Flood tides mean experiencing some fishing methods that are only available once or twice a year. Areas that previously were inaccessible by fishermen are suddenly, albeit temporarily fishable.

So it was on this particular spring morning as John and I left the ramp. The water was so high I had to back my truck all the way past the axle to launch my flats skiff. We were in the Intracoastal Waterway (ICW) headed for a particular oyster bar creek that had been good to us in the past. We were running wide open doing about 50 knots in the early gray of first light.

I should have seen how big the wake was that the oncoming 42 foot sportfisher was making, but I didn’t. We hit his wake and went airborne, jumping probably six feet in the air and taching about 7,000 rpm before I could throttle back! I looked over at John while we were mid-air and he was flailing away trying to grab anything he could to stay attached to the boat!

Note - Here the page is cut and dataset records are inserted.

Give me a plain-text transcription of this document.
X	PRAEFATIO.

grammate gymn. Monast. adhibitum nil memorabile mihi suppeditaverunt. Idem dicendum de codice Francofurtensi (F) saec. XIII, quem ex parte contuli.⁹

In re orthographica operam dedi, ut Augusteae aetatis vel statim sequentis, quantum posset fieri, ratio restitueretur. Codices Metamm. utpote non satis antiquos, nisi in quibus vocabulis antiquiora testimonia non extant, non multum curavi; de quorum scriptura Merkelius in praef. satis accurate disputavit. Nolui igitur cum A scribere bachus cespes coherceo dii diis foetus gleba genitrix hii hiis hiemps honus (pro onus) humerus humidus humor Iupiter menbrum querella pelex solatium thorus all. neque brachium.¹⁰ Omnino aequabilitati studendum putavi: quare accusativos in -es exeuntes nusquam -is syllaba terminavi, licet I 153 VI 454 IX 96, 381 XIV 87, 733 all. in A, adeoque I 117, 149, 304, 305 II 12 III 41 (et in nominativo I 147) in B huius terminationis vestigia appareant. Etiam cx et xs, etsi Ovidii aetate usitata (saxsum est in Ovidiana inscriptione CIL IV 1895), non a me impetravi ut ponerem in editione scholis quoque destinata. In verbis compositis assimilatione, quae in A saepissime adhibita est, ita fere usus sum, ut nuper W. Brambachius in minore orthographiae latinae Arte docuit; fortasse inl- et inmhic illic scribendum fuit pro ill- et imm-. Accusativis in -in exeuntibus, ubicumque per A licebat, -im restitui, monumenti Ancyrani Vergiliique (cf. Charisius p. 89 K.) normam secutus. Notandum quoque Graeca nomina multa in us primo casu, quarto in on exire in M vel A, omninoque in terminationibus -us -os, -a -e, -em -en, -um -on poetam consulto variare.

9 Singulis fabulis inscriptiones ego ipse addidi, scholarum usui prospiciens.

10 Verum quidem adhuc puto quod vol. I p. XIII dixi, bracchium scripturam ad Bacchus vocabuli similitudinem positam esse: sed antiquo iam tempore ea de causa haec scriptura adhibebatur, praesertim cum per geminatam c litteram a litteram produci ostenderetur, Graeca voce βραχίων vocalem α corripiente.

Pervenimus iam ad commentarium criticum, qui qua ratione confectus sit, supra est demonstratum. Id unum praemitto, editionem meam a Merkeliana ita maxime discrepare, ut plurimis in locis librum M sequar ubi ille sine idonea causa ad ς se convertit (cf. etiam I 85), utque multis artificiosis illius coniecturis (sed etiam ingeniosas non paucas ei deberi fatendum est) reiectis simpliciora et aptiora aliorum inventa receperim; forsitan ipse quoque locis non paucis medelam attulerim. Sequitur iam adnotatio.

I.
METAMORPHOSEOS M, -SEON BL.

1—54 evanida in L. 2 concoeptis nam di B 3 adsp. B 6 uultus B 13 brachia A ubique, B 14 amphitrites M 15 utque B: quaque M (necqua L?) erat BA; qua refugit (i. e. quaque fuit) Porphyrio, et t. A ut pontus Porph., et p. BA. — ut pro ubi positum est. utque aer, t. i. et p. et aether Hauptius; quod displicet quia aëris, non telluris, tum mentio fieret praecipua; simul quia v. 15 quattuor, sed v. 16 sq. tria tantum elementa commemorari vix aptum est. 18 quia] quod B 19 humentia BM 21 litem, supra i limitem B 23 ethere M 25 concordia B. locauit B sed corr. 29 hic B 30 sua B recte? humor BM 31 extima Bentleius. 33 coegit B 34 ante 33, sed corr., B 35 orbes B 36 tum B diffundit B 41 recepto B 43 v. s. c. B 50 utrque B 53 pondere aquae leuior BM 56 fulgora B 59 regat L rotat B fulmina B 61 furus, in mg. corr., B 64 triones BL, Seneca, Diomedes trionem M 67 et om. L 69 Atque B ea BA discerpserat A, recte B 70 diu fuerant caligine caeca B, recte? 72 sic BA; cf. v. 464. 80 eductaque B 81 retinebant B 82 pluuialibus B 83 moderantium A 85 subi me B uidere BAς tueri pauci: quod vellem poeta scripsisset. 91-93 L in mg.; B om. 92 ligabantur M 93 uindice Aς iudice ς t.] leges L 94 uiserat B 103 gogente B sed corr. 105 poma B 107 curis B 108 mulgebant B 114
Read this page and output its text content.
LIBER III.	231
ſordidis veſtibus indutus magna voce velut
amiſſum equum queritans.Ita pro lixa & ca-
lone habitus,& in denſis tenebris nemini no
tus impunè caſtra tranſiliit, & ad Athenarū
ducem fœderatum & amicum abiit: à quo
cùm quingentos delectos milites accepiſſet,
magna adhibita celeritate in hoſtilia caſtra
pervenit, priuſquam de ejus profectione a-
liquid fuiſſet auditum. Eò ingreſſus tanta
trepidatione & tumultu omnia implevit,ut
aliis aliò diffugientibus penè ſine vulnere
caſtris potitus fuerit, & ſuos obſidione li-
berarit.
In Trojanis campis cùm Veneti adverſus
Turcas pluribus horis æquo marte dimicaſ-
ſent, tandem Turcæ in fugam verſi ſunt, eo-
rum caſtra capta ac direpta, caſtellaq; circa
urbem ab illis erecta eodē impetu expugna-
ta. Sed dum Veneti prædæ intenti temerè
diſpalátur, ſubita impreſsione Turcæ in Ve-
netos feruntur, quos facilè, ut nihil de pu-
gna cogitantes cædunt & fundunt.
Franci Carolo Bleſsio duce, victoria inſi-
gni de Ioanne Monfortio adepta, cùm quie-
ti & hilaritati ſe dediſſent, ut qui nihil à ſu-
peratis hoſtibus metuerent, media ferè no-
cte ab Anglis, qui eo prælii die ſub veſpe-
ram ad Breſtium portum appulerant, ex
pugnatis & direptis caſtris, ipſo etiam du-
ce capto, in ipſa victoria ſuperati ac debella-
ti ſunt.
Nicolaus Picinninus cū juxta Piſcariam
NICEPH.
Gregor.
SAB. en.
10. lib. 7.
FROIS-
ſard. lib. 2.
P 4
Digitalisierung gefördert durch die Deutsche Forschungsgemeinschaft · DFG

Wham! We hit the water and kept running.

Bang! John hit the floor of the boat and glared up at me!

“It wasn’t my fault!” I screamed as he checked for broken parts.  “That captain has to slow for oncoming traffic! He’s responsible for his wake!” I said.

John just glared and said, “Oh yeah? And just who is responsible for you?”

Onward to the creek. We were trying to catch the high flood tide back in that creek so we could fish a huge flat that is normally crawling with redfish.

I made the turn into the creek and immediately came to a grinding halt. I mean it was literally a grinding halt! The floodtide had changed the look of the creek so much that I misjudged the entrance and ground my way onto the oyster bar just inside the mouth. And John? Well, John was looking the other way when we hit the bar, and when we stopped, he had rolled all the way to the front casting deck. Boy, can he glare!

As I trimmed the motor up to move off the oyster bar, John got himself back in order. An oyster bar can play havoc on a prop, and this one did just that. I had all three blades, but they now had some new twists and buckles that put an interesting vibration though the whole boat.

You can’t run on an unbalanced prop without doing expensive damage to the lower unit shaft and bearings, so I idled up to shallower water, shut down, and tilted the engine all the way up. John just quietly continued to glare at me.

I grabbed some fronds of the sawgrass and held on against the current to keep the boat still. I reached under the console, retrieved my spare prop, and sheepishly held it out in John’s direction. BOY, can he glare!

But John is a good sport, and he eased his way over the side of the boat to wade back to the engine. A prop change is relatively easy, but you have to be in the water to do it. As he stood at the back of the boat and began removing the cotter key and prop nut, I noticed that he was getting shorter. The longer he worked, the shorter he got! I knew it couldn’t be the tide getting higher, because by now it had started moving out.